Rob Hersov, Founder and Chairman of Invest Africa, has experienced this first-hand:
“I do a lot of business across Africa, Europe and the rest of the world, and my family has been involved in Jersey with trusts and other investment platforms for around 40 years. Jersey is a league above everywhere else – professional, well-governed and transparent – my family and professional network would not choose anywhere else. It’s ideal that Jersey is located between the UK and France, for European travel, and it is certainly the most stable international finance centre.”
Substance and familiarity
Jersey, as a leading international finance centre (IFC), is at the forefront of global regulation and oversight. The Island introduced new economic substance legislation last year, for instance, which should give managers added confidence as fund managers need to consider the substance, governance and operational risk requirements of the investors themselves.
It’s a theme that came out strongly in some recent research Jersey Finance undertook with IFI Global, which found that investor familiarity is absolutely key when it comes to fund domiciliation decisions – investors don’t like regulatory or economic surprises, and domiciles that can offer reassurance are key to supporting long-term cross-border fund activity.
Jersey currently accounts for around £15.5 billion in deployed capital across African markets
Jersey’s alternative funds community has been reporting a rise in activity touching Africa in recent months. Specifically, South African fund managers now account for the eighth largest pool of capital globally in respect of Jersey-based fund promoters, according to a Monterey Insight report.
Fine-tuned expertise
With around a thousand regulated funds, total funds activity growing by 8% in 2019 to reach more than £345 billion of assets under administration, and the largest number of FTSE 100 companies registered outside of the UK, Jersey is clearly providing an appealing platform to support global managers, enabling them to access European investor capital, and ensure they meet their obligations.
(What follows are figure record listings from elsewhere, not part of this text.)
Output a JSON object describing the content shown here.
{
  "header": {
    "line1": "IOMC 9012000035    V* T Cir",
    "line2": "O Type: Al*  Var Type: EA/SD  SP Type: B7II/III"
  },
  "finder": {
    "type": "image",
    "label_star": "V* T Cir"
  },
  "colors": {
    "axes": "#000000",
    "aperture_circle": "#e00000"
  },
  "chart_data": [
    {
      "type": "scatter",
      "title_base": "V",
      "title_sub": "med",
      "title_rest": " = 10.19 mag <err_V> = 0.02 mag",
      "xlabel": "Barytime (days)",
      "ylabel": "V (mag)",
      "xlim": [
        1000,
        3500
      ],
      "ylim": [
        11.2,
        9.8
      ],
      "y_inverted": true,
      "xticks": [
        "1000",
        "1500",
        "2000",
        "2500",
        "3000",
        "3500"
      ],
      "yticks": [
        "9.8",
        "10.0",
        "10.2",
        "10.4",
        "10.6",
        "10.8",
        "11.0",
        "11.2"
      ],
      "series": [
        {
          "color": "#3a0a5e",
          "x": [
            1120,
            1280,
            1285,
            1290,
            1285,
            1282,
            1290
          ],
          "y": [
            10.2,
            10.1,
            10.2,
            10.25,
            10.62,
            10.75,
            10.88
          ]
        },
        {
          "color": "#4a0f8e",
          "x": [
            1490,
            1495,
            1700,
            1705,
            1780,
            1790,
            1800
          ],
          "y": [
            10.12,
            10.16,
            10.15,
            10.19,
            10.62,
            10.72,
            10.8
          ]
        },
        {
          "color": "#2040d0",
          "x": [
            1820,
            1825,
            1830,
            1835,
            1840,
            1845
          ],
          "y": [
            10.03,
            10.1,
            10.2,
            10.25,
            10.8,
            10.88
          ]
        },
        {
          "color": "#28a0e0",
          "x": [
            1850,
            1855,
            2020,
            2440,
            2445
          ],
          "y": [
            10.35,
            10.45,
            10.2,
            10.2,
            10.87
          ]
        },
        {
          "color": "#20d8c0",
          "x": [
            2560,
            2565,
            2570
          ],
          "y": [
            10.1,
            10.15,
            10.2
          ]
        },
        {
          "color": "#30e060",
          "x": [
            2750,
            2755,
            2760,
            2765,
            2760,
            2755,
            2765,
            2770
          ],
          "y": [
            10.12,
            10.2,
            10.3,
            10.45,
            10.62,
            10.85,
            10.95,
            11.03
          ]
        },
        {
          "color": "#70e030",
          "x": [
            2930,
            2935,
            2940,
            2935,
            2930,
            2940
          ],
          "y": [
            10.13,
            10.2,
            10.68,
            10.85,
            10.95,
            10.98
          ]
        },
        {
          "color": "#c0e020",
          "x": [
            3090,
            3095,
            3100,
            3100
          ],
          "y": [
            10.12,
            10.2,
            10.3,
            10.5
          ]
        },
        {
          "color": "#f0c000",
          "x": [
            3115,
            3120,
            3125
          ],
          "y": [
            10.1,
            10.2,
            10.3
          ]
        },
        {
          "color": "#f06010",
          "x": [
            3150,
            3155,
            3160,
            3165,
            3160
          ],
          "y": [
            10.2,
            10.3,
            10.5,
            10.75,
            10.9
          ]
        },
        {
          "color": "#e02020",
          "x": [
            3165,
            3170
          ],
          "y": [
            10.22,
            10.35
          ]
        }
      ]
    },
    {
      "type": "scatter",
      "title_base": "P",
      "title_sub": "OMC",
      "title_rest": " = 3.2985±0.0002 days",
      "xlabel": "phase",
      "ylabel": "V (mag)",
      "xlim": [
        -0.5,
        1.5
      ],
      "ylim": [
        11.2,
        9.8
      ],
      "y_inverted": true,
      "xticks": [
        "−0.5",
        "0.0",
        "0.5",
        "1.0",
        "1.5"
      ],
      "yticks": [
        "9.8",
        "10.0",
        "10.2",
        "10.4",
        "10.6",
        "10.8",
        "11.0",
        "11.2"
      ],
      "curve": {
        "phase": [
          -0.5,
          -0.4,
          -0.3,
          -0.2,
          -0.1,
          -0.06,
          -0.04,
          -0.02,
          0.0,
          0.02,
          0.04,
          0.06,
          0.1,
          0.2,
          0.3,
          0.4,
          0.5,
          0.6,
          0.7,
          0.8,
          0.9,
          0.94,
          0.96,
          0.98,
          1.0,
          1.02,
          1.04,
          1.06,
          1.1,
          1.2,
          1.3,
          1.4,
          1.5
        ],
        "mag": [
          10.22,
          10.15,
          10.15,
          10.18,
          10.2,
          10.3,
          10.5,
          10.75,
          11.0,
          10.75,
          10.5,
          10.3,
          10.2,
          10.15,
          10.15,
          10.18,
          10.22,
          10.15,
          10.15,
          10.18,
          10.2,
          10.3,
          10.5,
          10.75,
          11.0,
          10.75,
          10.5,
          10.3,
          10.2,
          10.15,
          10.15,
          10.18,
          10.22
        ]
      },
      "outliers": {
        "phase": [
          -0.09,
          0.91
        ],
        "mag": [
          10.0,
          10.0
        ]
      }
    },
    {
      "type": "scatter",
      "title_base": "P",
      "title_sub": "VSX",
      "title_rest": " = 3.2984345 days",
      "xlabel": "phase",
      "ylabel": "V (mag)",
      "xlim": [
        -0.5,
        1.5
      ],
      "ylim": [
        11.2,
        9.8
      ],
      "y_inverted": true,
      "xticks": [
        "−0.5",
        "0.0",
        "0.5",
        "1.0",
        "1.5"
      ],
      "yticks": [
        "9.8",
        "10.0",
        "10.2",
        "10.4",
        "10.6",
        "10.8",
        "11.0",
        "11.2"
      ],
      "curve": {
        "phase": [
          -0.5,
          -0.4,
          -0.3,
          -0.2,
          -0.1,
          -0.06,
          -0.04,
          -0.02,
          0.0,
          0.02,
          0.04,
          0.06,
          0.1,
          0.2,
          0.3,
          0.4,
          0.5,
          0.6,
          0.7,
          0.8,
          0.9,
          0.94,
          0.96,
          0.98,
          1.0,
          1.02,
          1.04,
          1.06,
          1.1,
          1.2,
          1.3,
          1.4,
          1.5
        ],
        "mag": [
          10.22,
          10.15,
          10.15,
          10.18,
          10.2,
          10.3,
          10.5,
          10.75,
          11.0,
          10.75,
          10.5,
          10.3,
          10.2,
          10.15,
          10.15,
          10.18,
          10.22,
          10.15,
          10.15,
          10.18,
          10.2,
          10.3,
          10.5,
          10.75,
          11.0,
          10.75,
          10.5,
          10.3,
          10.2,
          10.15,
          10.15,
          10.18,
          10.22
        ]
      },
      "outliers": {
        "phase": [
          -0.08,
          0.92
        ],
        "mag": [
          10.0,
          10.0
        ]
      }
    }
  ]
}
While Jersey is at the heart of the European alternative funds landscape, it has been building a strong relationship with African markets for more than two decades. As a result, it has built up a formidable understanding of the African landscape – and it’s a relationship that continues to evolve, with Jersey increasingly acting as a bridge between Africa and capital raising in Europe. Jersey currently accounts for around £15.5 billion in deployed capital across African markets, including Egypt, Kenya, Uganda and South Africa.
A key part of Jersey’s appeal as an IFC is its geographical position and digital infrastructure, as Rupert McCammon, Founder and Managing Director of Capital Africa, has experienced himself:
“The connectivity that Jersey has with Africa and the rest of the world is superb and is an absolutely vital part of the investment business. Jersey sits in the perfect time zone which is within the bounds of European and African communication in the same day, and that makes a real difference.
“I’ve invested in and set up businesses across Africa, and the ease of communications, including speedy internet and easy travel, makes liaising with clients across the continent very simple – no matter where they are.”
Already this year, Jersey representatives participated in the South African Private Equity and Venture Capital Association (SAVCA) Conference and undertook a series of gatekeeper meetings in the country. This built on a range of ramped up activity at the end of 2019, when we hosted a lunch for more than 30 asset managers in South Africa, held a funds masterclass event for managers and professionals, and spoke at an Invest Africa event on the periphery of SuperReturn Africa.
Throughout 2020, Jersey will remain focussed on working with African managers and European investors, drawing on our expertise and experience as a jurisdiction to help both realise their objectives and potential.